假设要做这么一件事:给你一个double类型数组,让你求这个数组的元素的倒数和,怎么做?当然是先求倒数,然后再求和啦。没错,就是这样,但是如果你有多个cpu core呢?比如四个core, 线性地这么去求是不是有些浪费计算资源,或者说没有充分利用多核的条件以降低执行时间呢?那可不可以把这这个数组拆分成4段,每个核去计算一段的倒数和,然后等都计算完成了,再把结果相加呢?当然可以!就应该这样做,那java中怎么做呢?用fork/join框架就可以了,使用的方法之一是利用RecursiveAction类,我们只要自己新建一个任务类继承这个类,关键是要重写其compute()方法以实现其计算逻辑就可以了。下面是一个一般化地完成这个任务的例子:
package edu.coursera.parallel;
import java.util.concurrent.RecursiveAction;
/**
* Class wrapping methods for implementing reciprocal array sum in parallel.
*/
public final class ReciprocalArraySum {
/**
* Default constructor.
*/
private ReciprocalArraySum() {
}
private static int getNCores() {
String ncoresStr = System.getenv("COURSERA_GRADER_NCORES");
if (ncoresStr == null) {
return Runtime.getRuntime().availableProcessors();
} else {
return Integer.parseInt(ncoresStr);
}
}
/**
* Sequentially compute the sum of the reciprocal values for a given array.
*
* @param input Input array
* @return The sum of the reciprocals of the array input
*/
protected static double seqArraySum(final double[] input) {
double sum = 0;
// Compute sum of reciprocals of array elements
for (int i = 0; i < input.length; i++) {
sum += 1 / input[i];
}
return sum;
}
/**
* Computes the size of each chunk, given the number of chunks to create
* across a given number of elements.
*
* @param nChunks The number of chunks to create
* @param nElements The number of elements to chunk across
* @return The default chunk size
*/
private static int getChunkSize(final int nChunks, final int nElements) {
// Integer ceil
return (nElements + nChunks - 1) / nChunks;
}
/**
* Computes the inclusive element index that the provided chunk starts at,
* given there are a certain number of chunks.
*
* @param chunk The chunk to compute the start of
* @param nChunks The number of chunks created
* @param nElements The number of elements to chunk across
* @return The inclusive index that this chunk starts at in the set of
* nElements
*/
private static int getChunkStartInclusive(final int chunk,
final int nChunks, final int nElements) {
final int chunkSize = getChunkSize(nChunks, nElements);
return chunk * chunkSize;
}
/**
* Computes the exclusive element index that the provided chunk ends at,
* given there are a certain number of chunks.
*
* @param chunk The chunk to compute the end of
* @param nChunks The number of chunks created
* @param nElements The number of elements to chunk across
* @return The exclusive end index for this chunk
*/
private static int getChunkEndExclusive(final int chunk, final int nChunks,
final int nElements) {
final int chunkSize = getChunkSize(nChunks, nElements);
final int end = (chunk + 1) * chunkSize;
if (end > nElements) {
return nElements;
} else {
return end;
}
}
/**
* This class stub can be filled in to implement the body of each task
* created to perform reciprocal array sum in parallel.
*/
private static class ReciprocalArraySumTask extends RecursiveAction {
/**
* Starting index for traversal done by this task.
*/
private final int startIndexInclusive;
/**
* Ending index for traversal done by this task.
*/
private final int endIndexExclusive;
/**
* Input array to reciprocal sum.
*/
private final double[] input;
/**
* Intermediate value produced by this task.
*/
private double value;
/**
* Constructor.
* @param setStartIndexInclusive Set the starting index to begin
* parallel traversal at.
* @param setEndIndexExclusive Set ending index for parallel traversal.

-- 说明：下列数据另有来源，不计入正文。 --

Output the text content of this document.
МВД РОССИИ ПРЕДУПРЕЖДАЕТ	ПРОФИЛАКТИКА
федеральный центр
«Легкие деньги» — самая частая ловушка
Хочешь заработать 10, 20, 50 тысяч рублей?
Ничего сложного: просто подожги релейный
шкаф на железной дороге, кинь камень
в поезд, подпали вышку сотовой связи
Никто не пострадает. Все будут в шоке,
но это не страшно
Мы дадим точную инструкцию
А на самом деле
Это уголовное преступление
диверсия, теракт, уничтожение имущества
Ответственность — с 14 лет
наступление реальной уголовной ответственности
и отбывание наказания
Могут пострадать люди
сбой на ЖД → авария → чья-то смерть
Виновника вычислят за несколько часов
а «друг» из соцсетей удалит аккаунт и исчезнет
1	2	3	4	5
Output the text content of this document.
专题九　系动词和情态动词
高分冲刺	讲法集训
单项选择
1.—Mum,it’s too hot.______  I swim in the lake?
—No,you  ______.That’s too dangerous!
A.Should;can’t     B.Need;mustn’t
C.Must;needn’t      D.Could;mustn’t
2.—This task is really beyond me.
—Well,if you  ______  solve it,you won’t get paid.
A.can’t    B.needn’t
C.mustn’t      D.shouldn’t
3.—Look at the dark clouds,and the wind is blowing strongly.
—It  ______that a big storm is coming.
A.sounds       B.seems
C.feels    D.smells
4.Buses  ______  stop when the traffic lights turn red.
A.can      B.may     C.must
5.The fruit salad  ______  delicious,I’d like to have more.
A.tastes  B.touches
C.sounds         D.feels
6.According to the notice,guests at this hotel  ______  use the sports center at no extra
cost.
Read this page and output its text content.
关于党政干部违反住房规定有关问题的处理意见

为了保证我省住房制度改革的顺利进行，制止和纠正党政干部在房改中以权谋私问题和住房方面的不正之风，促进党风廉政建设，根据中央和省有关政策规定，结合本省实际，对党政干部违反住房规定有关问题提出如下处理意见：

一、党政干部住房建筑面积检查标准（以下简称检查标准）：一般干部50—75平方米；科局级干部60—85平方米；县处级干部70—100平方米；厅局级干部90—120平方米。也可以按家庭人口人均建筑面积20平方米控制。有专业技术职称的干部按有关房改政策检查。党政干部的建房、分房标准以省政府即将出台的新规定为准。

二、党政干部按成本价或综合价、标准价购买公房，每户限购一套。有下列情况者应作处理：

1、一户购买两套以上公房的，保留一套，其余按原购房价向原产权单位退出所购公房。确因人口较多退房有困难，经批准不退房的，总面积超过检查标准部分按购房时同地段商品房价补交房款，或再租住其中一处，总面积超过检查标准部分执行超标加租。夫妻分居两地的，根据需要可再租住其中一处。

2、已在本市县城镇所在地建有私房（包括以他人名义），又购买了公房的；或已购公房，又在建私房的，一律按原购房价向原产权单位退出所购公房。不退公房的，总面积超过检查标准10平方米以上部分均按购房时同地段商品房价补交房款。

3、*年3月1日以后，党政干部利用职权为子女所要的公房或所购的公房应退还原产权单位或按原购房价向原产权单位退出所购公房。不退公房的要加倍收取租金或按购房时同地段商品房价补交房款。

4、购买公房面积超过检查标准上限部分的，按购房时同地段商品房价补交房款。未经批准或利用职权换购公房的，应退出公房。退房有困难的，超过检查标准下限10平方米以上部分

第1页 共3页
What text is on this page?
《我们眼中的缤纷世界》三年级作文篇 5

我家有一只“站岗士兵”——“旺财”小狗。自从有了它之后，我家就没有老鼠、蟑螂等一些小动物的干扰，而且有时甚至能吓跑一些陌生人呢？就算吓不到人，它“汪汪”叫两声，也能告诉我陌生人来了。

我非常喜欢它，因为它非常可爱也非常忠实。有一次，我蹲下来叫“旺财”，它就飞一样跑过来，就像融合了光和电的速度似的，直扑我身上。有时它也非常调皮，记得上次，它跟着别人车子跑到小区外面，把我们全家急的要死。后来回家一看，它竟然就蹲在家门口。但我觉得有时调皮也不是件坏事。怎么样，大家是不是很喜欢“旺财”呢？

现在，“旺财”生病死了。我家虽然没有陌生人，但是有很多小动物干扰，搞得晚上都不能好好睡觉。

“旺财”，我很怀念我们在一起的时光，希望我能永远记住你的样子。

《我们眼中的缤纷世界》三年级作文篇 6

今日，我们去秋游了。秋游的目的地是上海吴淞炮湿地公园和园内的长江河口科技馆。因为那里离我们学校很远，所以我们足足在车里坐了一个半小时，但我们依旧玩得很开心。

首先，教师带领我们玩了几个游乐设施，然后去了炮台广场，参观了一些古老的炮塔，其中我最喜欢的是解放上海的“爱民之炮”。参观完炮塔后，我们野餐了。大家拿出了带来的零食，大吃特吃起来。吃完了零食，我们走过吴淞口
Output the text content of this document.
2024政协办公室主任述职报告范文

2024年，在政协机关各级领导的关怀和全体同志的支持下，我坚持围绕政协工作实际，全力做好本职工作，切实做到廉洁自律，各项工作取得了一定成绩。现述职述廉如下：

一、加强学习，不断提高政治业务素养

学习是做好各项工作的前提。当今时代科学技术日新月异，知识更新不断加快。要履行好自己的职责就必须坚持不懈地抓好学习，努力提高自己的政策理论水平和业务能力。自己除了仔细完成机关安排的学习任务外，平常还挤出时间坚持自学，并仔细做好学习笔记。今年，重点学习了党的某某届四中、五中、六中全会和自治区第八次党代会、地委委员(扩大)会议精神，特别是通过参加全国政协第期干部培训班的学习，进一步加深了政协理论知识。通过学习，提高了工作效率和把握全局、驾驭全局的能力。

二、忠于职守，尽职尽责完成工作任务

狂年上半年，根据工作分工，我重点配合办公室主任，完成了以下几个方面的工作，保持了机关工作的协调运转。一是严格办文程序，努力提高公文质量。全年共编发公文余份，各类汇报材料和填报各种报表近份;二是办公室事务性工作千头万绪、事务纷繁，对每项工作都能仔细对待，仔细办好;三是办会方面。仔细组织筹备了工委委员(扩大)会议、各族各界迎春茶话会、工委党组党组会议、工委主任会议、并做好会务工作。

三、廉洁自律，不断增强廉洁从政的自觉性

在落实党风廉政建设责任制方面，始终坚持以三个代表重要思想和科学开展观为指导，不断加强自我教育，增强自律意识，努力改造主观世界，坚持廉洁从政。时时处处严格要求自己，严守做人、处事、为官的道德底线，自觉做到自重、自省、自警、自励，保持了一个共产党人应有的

* @param setInput Input values
*/
ReciprocalArraySumTask(final int setStartIndexInclusive,
final int setEndIndexExclusive, final double[] setInput) {
this.startIndexInclusive = setStartIndexInclusive;
this.endIndexExclusive = setEndIndexExclusive;
this.input = setInput;
}
/**
* Getter for the value produced by this task.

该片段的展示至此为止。